In [1]:
import pandas as pd
from sklearn.ensemble import RandomForestRegressor, RandomForestClassifier
from sklearn.model_selection import cross_val_score, StratifiedKFold, train_test_split
from pandas.api.types import is_string_dtype, is_numeric_dtype
import numpy as np
from sklearn import metrics
import matplotlib.pyplot as plt
import math

In [2]:
df_raw = pd.read_csv('../input/Automobile_data.csv', low_memory=False)

In [3]:
df_raw.shape

(205, 26)

In [4]:
df_raw[:2]

Unnamed: 0,symboling,normalized-losses,make,fuel-type,aspiration,num-of-doors,body-style,drive-wheels,engine-location,wheel-base,...,engine-size,fuel-system,bore,stroke,compression-ratio,horsepower,peak-rpm,city-mpg,highway-mpg,price
0,3,?,alfa-romero,gas,std,two,convertible,rwd,front,88.6,...,130,mpfi,3.47,2.68,9.0,111,5000,21,27,13495
1,3,?,alfa-romero,gas,std,two,convertible,rwd,front,88.6,...,130,mpfi,3.47,2.68,9.0,111,5000,21,27,16500


In [5]:
# df_raw.columns = ['symboling','normalized-losses','make','fuel-type','aspiration','num-of-doors',\
#                  'body-style','drive-wheels','engine-location','wheel-base','length','width',\
#                  'height','curb-weight','engine-type','num-of-cylinders','engine-size','fuel-system',\
#                  'bore','stroke','compression-ratio','horsepower','peak-rpm','city-mpg','highway-mpg',\
#                  'price']

In [6]:
df_raw[:5]

Unnamed: 0,symboling,normalized-losses,make,fuel-type,aspiration,num-of-doors,body-style,drive-wheels,engine-location,wheel-base,...,engine-size,fuel-system,bore,stroke,compression-ratio,horsepower,peak-rpm,city-mpg,highway-mpg,price
0,3,?,alfa-romero,gas,std,two,convertible,rwd,front,88.6,...,130,mpfi,3.47,2.68,9.0,111,5000,21,27,13495
1,3,?,alfa-romero,gas,std,two,convertible,rwd,front,88.6,...,130,mpfi,3.47,2.68,9.0,111,5000,21,27,16500
2,1,?,alfa-romero,gas,std,two,hatchback,rwd,front,94.5,...,152,mpfi,2.68,3.47,9.0,154,5000,19,26,16500
3,2,164,audi,gas,std,four,sedan,fwd,front,99.8,...,109,mpfi,3.19,3.4,10.0,102,5500,24,30,13950
4,2,164,audi,gas,std,four,sedan,4wd,front,99.4,...,136,mpfi,3.19,3.4,8.0,115,5500,18,22,17450


In [7]:
# convert '?' to None
df_raw = df_raw.replace('?', np.nan)

Take a look at data type of each columns

In [8]:
# Extract all string-type columns
cols_str = []
for col in df_raw:
    if is_string_dtype(df_raw[col]):
        cols_str.append(col)
print(cols_str)

['normalized-losses', 'make', 'fuel-type', 'aspiration', 'num-of-doors', 'body-style', 'drive-wheels', 'engine-location', 'engine-type', 'num-of-cylinders', 'fuel-system', 'bore', 'stroke', 'horsepower', 'peak-rpm', 'price']


In [9]:
# convert following columns to continuous variables based on data description
# normalized-losses, bore, stroke, horsepower, peak-rpm, price
cols = ["normalized-losses", "bore", "stroke", "horsepower", "peak-rpm", "price"]
for col in cols:
    df_raw[col] = pd.to_numeric(df_raw[col], errors='raise')

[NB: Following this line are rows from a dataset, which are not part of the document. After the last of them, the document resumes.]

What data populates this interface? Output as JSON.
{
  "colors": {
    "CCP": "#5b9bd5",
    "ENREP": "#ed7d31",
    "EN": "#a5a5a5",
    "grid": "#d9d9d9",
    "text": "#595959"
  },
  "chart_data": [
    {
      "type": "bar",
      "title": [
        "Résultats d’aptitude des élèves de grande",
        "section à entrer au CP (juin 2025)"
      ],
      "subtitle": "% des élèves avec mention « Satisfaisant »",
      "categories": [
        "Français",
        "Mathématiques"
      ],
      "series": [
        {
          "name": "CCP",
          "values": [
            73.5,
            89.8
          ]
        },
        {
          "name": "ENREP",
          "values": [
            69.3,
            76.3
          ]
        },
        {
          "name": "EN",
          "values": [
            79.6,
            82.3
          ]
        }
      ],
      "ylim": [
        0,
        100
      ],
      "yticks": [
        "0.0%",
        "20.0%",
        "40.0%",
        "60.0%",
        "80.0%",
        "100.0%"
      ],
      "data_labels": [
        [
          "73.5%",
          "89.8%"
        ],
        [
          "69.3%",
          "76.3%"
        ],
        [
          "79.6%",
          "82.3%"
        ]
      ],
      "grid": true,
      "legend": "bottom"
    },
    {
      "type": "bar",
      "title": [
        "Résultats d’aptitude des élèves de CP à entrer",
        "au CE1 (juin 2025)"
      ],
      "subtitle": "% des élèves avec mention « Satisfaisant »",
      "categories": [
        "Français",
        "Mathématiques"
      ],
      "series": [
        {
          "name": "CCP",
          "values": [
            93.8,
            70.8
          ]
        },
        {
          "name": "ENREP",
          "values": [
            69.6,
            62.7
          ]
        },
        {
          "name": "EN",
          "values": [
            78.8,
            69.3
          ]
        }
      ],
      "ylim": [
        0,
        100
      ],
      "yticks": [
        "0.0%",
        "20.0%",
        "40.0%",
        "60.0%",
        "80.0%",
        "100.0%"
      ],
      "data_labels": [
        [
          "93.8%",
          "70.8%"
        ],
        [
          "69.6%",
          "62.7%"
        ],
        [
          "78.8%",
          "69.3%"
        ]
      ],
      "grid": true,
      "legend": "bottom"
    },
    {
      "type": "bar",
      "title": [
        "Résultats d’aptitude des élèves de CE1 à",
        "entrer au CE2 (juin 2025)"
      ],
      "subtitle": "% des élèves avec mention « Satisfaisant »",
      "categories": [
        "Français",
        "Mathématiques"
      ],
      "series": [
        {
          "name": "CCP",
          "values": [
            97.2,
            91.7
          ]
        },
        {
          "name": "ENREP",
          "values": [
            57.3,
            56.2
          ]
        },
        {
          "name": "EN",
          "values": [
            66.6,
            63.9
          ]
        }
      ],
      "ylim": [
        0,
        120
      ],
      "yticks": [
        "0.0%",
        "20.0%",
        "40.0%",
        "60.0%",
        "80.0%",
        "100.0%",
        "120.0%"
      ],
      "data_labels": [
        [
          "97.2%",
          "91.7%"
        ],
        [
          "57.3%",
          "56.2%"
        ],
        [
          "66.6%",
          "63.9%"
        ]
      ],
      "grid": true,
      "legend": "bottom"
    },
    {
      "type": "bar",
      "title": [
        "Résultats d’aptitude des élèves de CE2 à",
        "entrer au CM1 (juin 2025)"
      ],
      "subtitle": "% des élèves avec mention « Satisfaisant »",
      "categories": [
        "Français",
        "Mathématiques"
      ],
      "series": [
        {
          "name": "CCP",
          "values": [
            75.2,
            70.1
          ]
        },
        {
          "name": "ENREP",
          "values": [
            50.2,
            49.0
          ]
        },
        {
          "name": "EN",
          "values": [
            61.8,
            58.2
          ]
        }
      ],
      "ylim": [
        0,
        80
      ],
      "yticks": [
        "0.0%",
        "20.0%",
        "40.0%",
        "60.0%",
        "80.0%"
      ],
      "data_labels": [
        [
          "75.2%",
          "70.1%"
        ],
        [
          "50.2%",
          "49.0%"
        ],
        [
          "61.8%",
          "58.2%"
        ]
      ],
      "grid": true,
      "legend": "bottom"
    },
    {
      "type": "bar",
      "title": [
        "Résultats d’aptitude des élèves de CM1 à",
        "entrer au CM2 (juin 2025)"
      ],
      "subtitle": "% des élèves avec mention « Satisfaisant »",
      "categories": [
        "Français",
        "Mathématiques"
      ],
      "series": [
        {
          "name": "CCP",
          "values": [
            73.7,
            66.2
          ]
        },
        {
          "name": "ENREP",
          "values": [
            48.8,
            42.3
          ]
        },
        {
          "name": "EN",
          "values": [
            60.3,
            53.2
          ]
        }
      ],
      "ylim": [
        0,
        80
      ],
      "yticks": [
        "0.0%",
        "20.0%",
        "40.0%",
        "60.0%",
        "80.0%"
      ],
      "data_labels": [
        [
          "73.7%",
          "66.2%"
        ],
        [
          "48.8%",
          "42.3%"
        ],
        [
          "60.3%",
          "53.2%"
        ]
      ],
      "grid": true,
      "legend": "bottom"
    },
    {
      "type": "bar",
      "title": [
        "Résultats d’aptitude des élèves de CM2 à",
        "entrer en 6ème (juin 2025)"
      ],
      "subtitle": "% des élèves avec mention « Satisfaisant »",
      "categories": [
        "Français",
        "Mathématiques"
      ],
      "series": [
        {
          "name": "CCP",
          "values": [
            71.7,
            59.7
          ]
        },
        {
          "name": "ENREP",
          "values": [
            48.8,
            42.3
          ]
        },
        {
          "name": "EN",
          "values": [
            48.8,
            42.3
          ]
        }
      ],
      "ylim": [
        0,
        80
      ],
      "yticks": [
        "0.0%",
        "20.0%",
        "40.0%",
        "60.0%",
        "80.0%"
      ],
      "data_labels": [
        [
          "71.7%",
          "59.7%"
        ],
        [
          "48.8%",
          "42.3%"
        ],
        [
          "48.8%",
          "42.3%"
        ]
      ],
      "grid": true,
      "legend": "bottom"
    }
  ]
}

Now, let us make all string type variables to categorical variables.

In [10]:
for col in df_raw:
    if is_string_dtype(df_raw[col]):
        df_raw[col] = df_raw[col].astype('category').cat.as_ordered()

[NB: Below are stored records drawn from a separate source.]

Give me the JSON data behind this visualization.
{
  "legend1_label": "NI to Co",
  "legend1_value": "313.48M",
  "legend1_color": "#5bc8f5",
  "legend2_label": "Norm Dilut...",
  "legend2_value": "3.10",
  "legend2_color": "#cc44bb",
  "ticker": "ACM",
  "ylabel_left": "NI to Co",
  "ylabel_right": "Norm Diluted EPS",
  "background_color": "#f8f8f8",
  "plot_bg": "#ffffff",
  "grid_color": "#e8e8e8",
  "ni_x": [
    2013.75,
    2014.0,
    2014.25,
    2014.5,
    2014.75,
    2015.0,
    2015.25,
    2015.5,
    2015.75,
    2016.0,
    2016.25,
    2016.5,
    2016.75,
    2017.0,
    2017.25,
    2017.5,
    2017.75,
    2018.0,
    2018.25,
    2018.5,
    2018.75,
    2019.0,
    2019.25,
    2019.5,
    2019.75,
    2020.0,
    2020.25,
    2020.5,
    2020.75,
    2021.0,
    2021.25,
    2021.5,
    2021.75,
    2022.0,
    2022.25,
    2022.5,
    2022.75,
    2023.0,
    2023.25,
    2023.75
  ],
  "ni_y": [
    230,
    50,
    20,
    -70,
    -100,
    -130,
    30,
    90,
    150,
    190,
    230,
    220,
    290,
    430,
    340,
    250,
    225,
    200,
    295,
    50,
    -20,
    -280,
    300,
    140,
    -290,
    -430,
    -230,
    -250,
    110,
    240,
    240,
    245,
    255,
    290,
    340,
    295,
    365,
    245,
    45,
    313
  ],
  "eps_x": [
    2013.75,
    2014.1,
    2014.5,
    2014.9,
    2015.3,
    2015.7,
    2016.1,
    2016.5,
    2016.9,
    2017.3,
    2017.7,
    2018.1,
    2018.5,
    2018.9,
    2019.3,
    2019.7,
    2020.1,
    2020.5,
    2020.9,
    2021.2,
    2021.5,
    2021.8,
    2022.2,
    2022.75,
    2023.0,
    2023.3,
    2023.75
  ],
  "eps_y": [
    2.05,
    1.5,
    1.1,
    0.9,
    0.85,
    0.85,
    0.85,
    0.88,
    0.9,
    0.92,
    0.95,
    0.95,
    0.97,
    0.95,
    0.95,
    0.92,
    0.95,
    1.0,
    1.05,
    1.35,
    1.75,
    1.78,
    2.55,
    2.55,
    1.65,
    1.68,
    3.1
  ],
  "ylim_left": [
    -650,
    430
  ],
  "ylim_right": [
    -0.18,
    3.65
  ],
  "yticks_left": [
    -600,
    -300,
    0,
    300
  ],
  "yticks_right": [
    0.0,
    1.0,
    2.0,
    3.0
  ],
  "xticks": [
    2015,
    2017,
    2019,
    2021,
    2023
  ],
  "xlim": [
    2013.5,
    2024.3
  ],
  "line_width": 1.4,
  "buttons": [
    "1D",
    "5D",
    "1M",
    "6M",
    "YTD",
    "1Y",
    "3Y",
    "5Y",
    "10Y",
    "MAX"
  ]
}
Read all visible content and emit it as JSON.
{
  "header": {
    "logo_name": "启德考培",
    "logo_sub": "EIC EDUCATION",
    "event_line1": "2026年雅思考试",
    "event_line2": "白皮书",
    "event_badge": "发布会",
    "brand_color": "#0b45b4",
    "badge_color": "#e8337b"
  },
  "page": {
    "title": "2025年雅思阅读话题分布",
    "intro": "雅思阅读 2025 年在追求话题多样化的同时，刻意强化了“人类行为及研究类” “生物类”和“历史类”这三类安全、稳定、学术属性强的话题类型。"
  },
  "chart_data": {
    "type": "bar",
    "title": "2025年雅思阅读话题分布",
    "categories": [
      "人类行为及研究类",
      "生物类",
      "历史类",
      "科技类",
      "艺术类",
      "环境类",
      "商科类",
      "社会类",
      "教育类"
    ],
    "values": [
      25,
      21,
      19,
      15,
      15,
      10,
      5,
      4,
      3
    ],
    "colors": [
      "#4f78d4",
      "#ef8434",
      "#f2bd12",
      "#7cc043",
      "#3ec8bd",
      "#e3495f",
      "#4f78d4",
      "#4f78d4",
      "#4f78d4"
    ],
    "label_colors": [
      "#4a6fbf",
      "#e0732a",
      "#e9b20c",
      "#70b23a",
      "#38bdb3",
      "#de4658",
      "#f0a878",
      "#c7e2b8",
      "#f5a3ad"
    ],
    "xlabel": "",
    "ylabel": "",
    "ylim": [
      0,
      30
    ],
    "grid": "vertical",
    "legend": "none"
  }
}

Handle missing values: Basically speaking, we don't need to do anything for categorical variables, because pandas automatically convert NA to -1 for categorical variables. For continuous variables, we need to replace NA with mean or median. And create a col_NA column to indicate which row has NAs.

In [11]:
for col in df_raw:
    if is_numeric_dtype(df_raw[col]):
        col_vals = df_raw[col]
        if sum(col_vals.isnull()) != 0:
            df_raw[col+'_na'] = col_vals.isnull()
            df_raw[col] = col_vals.fillna(col_vals.median())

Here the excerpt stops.